E grazie in fine per aver reso possibile l’incontro di domenica scorsa a Roma tra tutti gli ex Allievi di Beirut ed alcuni Salesiani dell’Ispettoria del Medio Oriente.
Senza nulla togliere all’encomiabile lavoro degli organizzatori, a cui vanno anche il mio personale plauso e riconoscenza, credo anch’io che la Provvidenza che ha reso possibile il tutto, sia stata fortemente implorata da Lei. All’ispirazione di indire l’incontro, è seguito un crescente movimento di sensibilizzazione e di contatti per rintracciare e coinvolgere il maggior numero di persone. La macchina organizzativa è poi entrata a pieno regime con l’avvicinarsi del magico giorno e ha reso possibile ogni singolo aspetto dell’evento.
Con il passare del tempo e con l’avvicinarsi del momento dell’incontro è cresciuta una forte emozione scandita dai minuti che mancavano per trovarci finalmente al cospetto l’uno dell’altro. E superato l’attimo del ritrovo è subito sembrato di essere ancora lì nella nostra Scuola di Beirut e nei luoghi che hanno segnato per sempre quella nostra permanenza nella Terra dei Cedri.
Come molti hanno sottolineato, gli anni del distacco si sono azzerati e siamo tornati ad essere quelli di allora. I fotogrammi degli incontri a mano a mano che arrivava qualcuno, degli attimi di esitazione nel riconoscere qualcun altro, dell’emozione che ha permeato la celebrazione dell’Eucarestia, della festosa baraonda che ha contraddistinto il pranzo-buffet e della serenità che ha marcato l’intrattenimento pomeridiano, resteranno ben impressi nel film della nostra esistenza.
Dicevo dell’emozione della S.Messa. Che belle le letture e le preghiere fatte da molti di noi, come pure le offerte ricevute dal Vescovo celebrante ai piedi dell’altare. E i canti: con mia sorpresa ho ritrovato la voce ( e qualcuno l’ha ricordato e notato!) di quando nella Cappella della Scuola di Beirut facevo parte del coro e nelle occasioni solenni si cantavano le Messe del Perosi dopo aver saluto l’ingresso del Vescovo con l’ “Ecce Sacerdos Magnus”! Ma quando alla fine della nostra Messa è stato intonato l’inno “Giù dai colli” mi è venuto un groppone in gola che mi ha bloccato le corde vocali.
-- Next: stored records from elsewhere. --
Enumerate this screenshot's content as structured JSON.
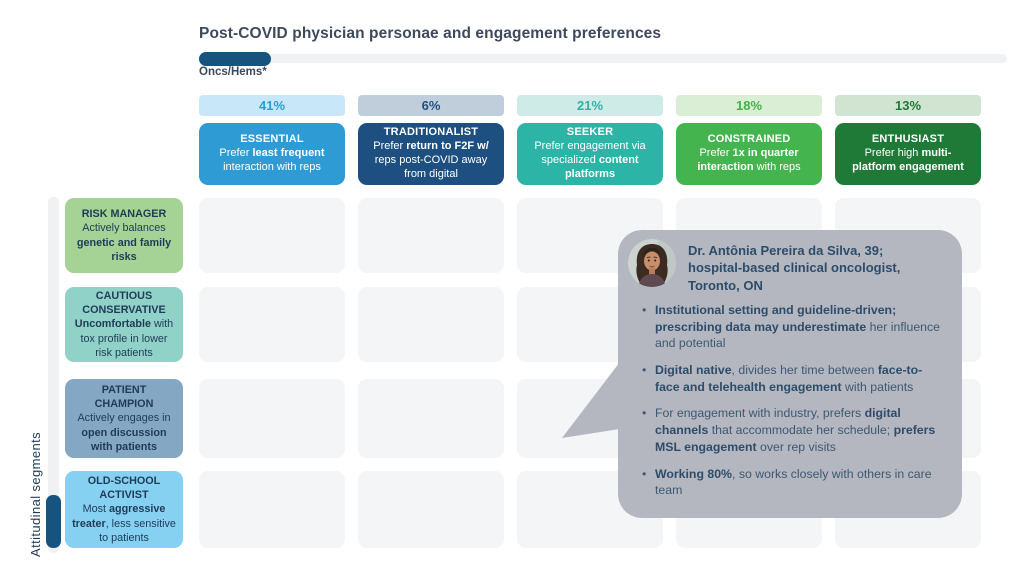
{
  "title": "Post-COVID physician personae and engagement preferences",
  "specialty_tab": {
    "label": "Oncs/Hems*"
  },
  "y_axis": {
    "label": "Attitudinal segments"
  },
  "personas": {
    "columns": [
      {
        "key": "essential",
        "percent": "41%",
        "name": "ESSENTIAL",
        "pref": [
          [
            "Prefer ",
            0
          ],
          [
            "least frequent",
            1
          ],
          [
            " interaction with reps",
            0
          ]
        ],
        "pill_bg": "#c8e7f9",
        "pill_text": "#2f9bd4",
        "card_bg": "#2f9bd4"
      },
      {
        "key": "traditionalist",
        "percent": "6%",
        "name": "TRADITIONALIST",
        "pref": [
          [
            "Prefer ",
            0
          ],
          [
            "return to F2F w/",
            1
          ],
          [
            " reps post-COVID away from digital",
            0
          ]
        ],
        "pill_bg": "#c0cdda",
        "pill_text": "#1d5080",
        "card_bg": "#1d5080"
      },
      {
        "key": "seeker",
        "percent": "21%",
        "name": "SEEKER",
        "pref": [
          [
            "Prefer engagement via specialized ",
            0
          ],
          [
            "content platforms",
            1
          ]
        ],
        "pill_bg": "#cfebe7",
        "pill_text": "#2cb4a7",
        "card_bg": "#2cb4a7"
      },
      {
        "key": "constrained",
        "percent": "18%",
        "name": "CONSTRAINED",
        "pref": [
          [
            "Prefer ",
            0
          ],
          [
            "1x in quarter interaction",
            1
          ],
          [
            " with reps",
            0
          ]
        ],
        "pill_bg": "#d9eed4",
        "pill_text": "#43b14c",
        "card_bg": "#44b54e"
      },
      {
        "key": "enthusiast",
        "percent": "13%",
        "name": "ENTHUSIAST",
        "pref": [
          [
            "Prefer high ",
            0
          ],
          [
            "multi-platform engagement",
            1
          ]
        ],
        "pill_bg": "#d0e4d1",
        "pill_text": "#1f7a37",
        "card_bg": "#1f7a37"
      }
    ]
  },
  "segments": {
    "rows": [
      {
        "key": "risk-manager",
        "name": "RISK MANAGER",
        "desc": [
          [
            "Actively balances ",
            0
          ],
          [
            "genetic and family risks",
            1
          ]
        ],
        "bg": "#a5d295"
      },
      {
        "key": "cautious-conservative",
        "name": "CAUTIOUS CONSERVATIVE",
        "desc": [
          [
            "Uncomfortable",
            1
          ],
          [
            " with tox profile in lower risk patients",
            0
          ]
        ],
        "bg": "#90d2c7"
      },
      {
        "key": "patient-champion",
        "name": "PATIENT CHAMPION",
        "desc": [
          [
            "Actively engages in ",
            0
          ],
          [
            "open discussion with patients",
            1
          ]
        ],
        "bg": "#84a8c3"
      },
      {
        "key": "old-school-activist",
        "name": "OLD-SCHOOL ACTIVIST",
        "desc": [
          [
            "Most ",
            0
          ],
          [
            "aggressive treater",
            1
          ],
          [
            ", less sensitive to patients",
            0
          ]
        ],
        "bg": "#86d1f1"
      }
    ]
  },
  "callout": {
    "bg": "#b4b7c0",
    "header": "Dr. Antônia Pereira da Silva, 39;\nhospital-based clinical oncologist,\nToronto, ON",
    "bullets": [
      [
        [
          "Institutional setting and guideline-driven; prescribing data may underestimate",
          1
        ],
        [
          " her influence and potential",
          0
        ]
      ],
      [
        [
          "Digital native",
          1
        ],
        [
          ", divides her time between ",
          0
        ],
        [
          "face-to-face and telehealth engagement",
          1
        ],
        [
          " with patients",
          0
        ]
      ],
      [
        [
          "For engagement with industry, prefers ",
          0
        ],
        [
          "digital channels",
          1
        ],
        [
          " that accommodate her schedule; ",
          0
        ],
        [
          "prefers MSL engagement",
          1
        ],
        [
          " over rep visits",
          0
        ]
      ],
      [
        [
          "Working 80%",
          1
        ],
        [
          ", so works closely with others in care team",
          0
        ]
      ]
    ]
  },
  "colors": {
    "text_dark": "#3d4a5c",
    "label_navy": "#1f3b57",
    "track": "#f0f1f3",
    "indicator": "#16537f",
    "cell": "#f4f5f6",
    "callout_text": "#3c5872",
    "callout_bold": "#2d4c6a"
  }
}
In compenso colava qualche lacrimone!
Grazie quindi Amatissimo Padre per questa messe di grazie che mi hai e ci hai voluto profondere e non tardare ad indicarci come procedere su questa mirabile strada che hai tracciato per noi e quando e dove ritrovarci presto: forse su quel Colle da dove tutto ha avuto inizio, forse in Terra Santa dove molti dei tuoi Figli che abbiamo conosciuto risiedono abitualmente, forse ancora a Beirut o a El-Houssoun.
In te confidiamo e a te ci affidiamo perché tu possa ricordarci e custodirci, implorando per noi, per le nostre famiglie e per i tuoi Figli la benedizione di Dio Padre Onnipotente.